Galícia, pioneira na Espanha
Até agora, na Espanha não se havia desenvolvido plenamente um programa YAM (embora alguns jovens tenham sido selecionados para o estudo europeu), mas recentemente a Xunta de Galicia [Junta da Galícia] anunciou sua intenção de aplicá-lo no próximo curso. A implementação se propõe a ser um teste clínico no qual 2.000 alunos do 4º ano da Educação Secundária Obrigatória receberão a intervenção e outros 2.000 formarão o grupo de controle. Se os resultados forem positivos, se estenderá de forma progressiva ao resto dos estudantes do 4º ano da E.S.O., até chegar ao total de 20.000 participantes no ano letivo 2026-27.
Alejandro García Caballero, psiquiatra e coordenador dos programas de promoção da saúde mental na Xunta, será um dos principais líderes do projeto. Conhece em profundidade a estratégia YAM, e seus resultados noutros países.
Segundo García Caballero, implementador do YAM na Espanha, é preciso mudar o ideal de felicidade que a sociedade propõe aos jovens
Em declarações à Aceprensa, García Caballero confirma o aumento de casos de atenção hospitalar por tentativas de suicídio. No Servicio Galego de Saúde, as entradas de menores por essa causa triplicaram em 2021, em relação ao ano anterior. Ademais, dados do Instituto de Medicina Legal de Galicia do mesmo ano confirmam o aumento dos falecimentos (nove, frente a dois e cinco nos anos anteriores) e a mudança no perfil do suicida: agora predominam as meninas entre 16 e 17 anos.

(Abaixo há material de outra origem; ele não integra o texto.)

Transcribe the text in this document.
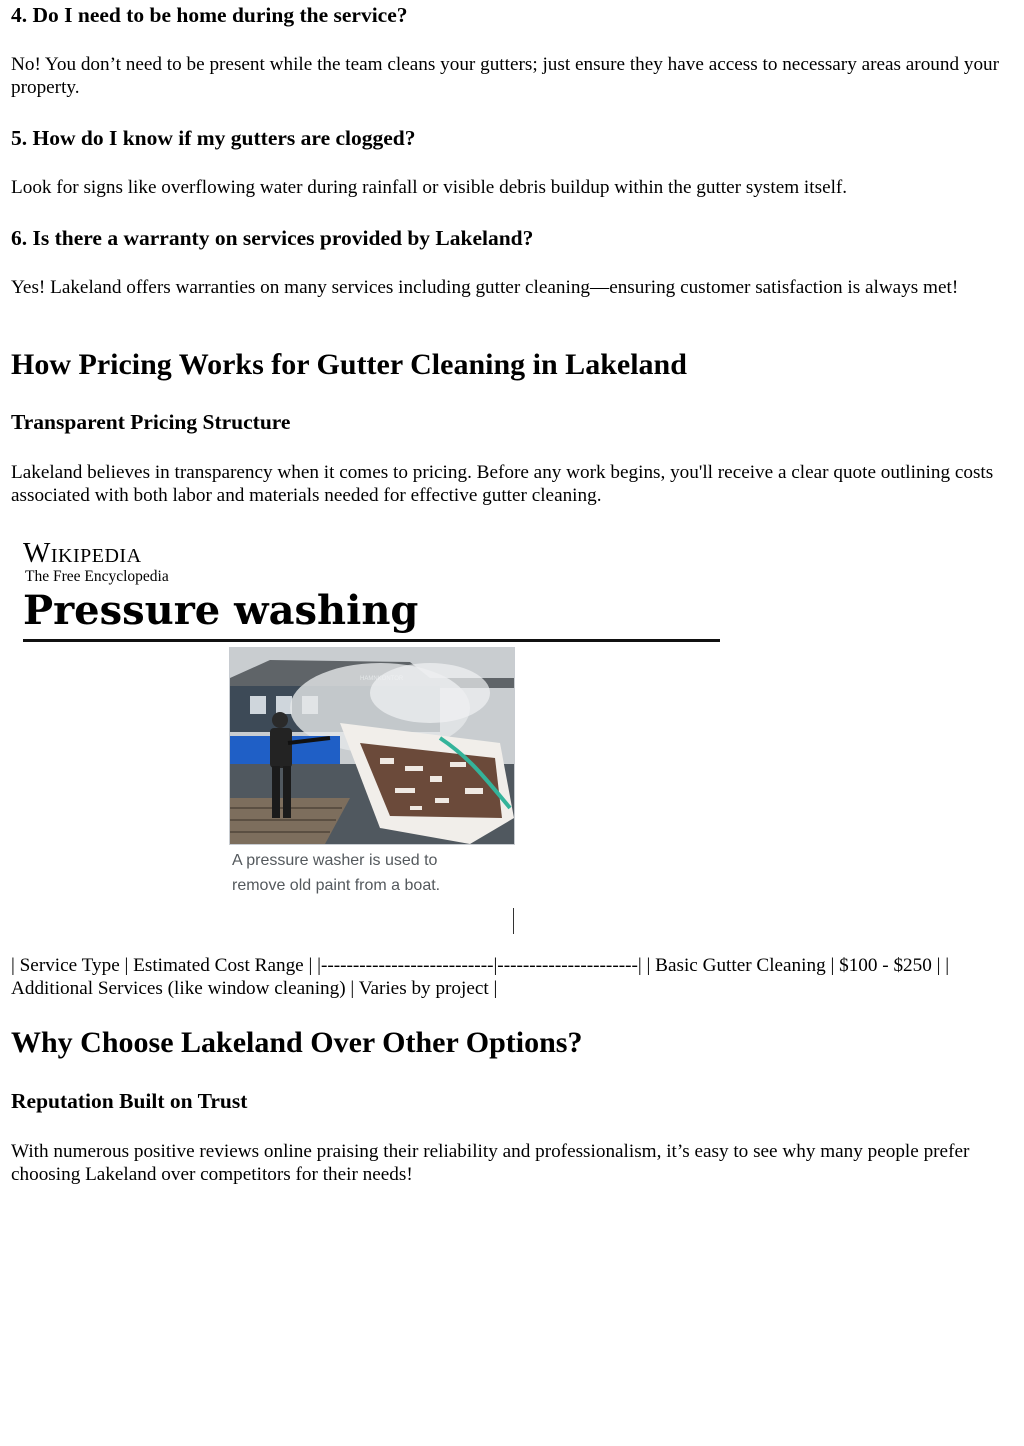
4. Do I need to be home during the service?

No! You don’t need to be present while the team cleans your gutters; just ensure they have access to necessary areas around your property.

5. How do I know if my gutters are clogged?

Look for signs like overflowing water during rainfall or visible debris buildup within the gutter system itself.

6. Is there a warranty on services provided by Lakeland?

Yes! Lakeland offers warranties on many services including gutter cleaning—ensuring customer satisfaction is always met!

How Pricing Works for Gutter Cleaning in Lakeland
Transparent Pricing Structure

Lakeland believes in transparency when it comes to pricing. Before any work begins, you'll receive a clear quote outlining costs associated with both labor and materials needed for effective gutter cleaning.

Wikipedia
The Free Encyclopedia
Pressure washing
A pressure washer is used to remove old paint from a boat.

| Service Type | Estimated Cost Range | |---------------------------|----------------------| | Basic Gutter Cleaning | $100 - $250 | | Additional Services (like window cleaning) | Varies by project |

Why Choose Lakeland Over Other Options?
Reputation Built on Trust

With numerous positive reviews online praising their reliability and professionalism, it’s easy to see why many people prefer choosing Lakeland over competitors for their needs!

Mudanças sociais na criação
Segundo García Caballero, esses fenômenos têm uma explicação multifatorial. Por um lado, o aumento da desigualdade econômica nas últimas décadas incidiu especialmente na saúde mental dos jovens de famílias desfavorecidas.
Outro fator a levar em conta é a incidência das telas. Sua importância fica clara no estudo recentemente elaborado por Antonio Rial Boubeta para a Unicef, cujo título é Impacto da tecnologia na adolescência. Dos mais de 50.000 adolescentes espanhóis entrevistados, aproximadamente um terço apresenta um uso viciado da internet, e um a cada dez recebeu propostas sexuais de um adulto por esse meio.
Por outro lado, a aceleração das mudanças puberais (início antecipado da adolescência) adianta a "despedida" dos pais e a identificação com o grupo de pares. Nos adolescentes, essa abdicação do referencial adulto é substituída pelos modelos ideológicos e de conduta das redes sociais, que impõem um novo “voluntarismo mágico” resumido no lema da Barbie: “Você pode ser tudo o que quiser.”
Um ideal maduro de felicidade
A isso é preciso acrescentar mudanças as profundas na subjetividade social. Se a adolescência, anos atrás, era um período de transição para a vida adulta, agora representa a etapa de referencia, também para os adultos (adultescentes), que passam a reger suas vidas com chaves como o imediatismo, a inconstância e o hedonismo, que servem aos ditados do consumo.
Esse modelo social que busca a felicidade imediata através do consumo e que promete fantasias que logo não se cumprem, leva os adolescentes a uma fragilidade extrema diante do fracasso, já que por um lado lhes foi prometido tudo e, por outro, a sociedade com frequência lhes lembra que "vão viver pior do que os seus pais", ou que a "mobilidade social" parou. Perante a incerteza quanto ao futuro (pois não se ensinou a postergar a recompensa, ou esta se mostra elusiva e distópica), só resta o agora; e quando este é doloroso (assédio, abuso, rejeição…), aparece a ideação suicida.
Devido à natureza social dessas mudanças, a solução passa por gerar um "contra-consenso" que desafie os consensos estabelecidos sobre a criação e o amadurecimento. Para isso, convém gerar espaços de reflexão grupal, tanto com adolescentes, como com progenitores e docentes. Isto é precisamente o que oferece o modelo YAM, e é a razão do seu êxito.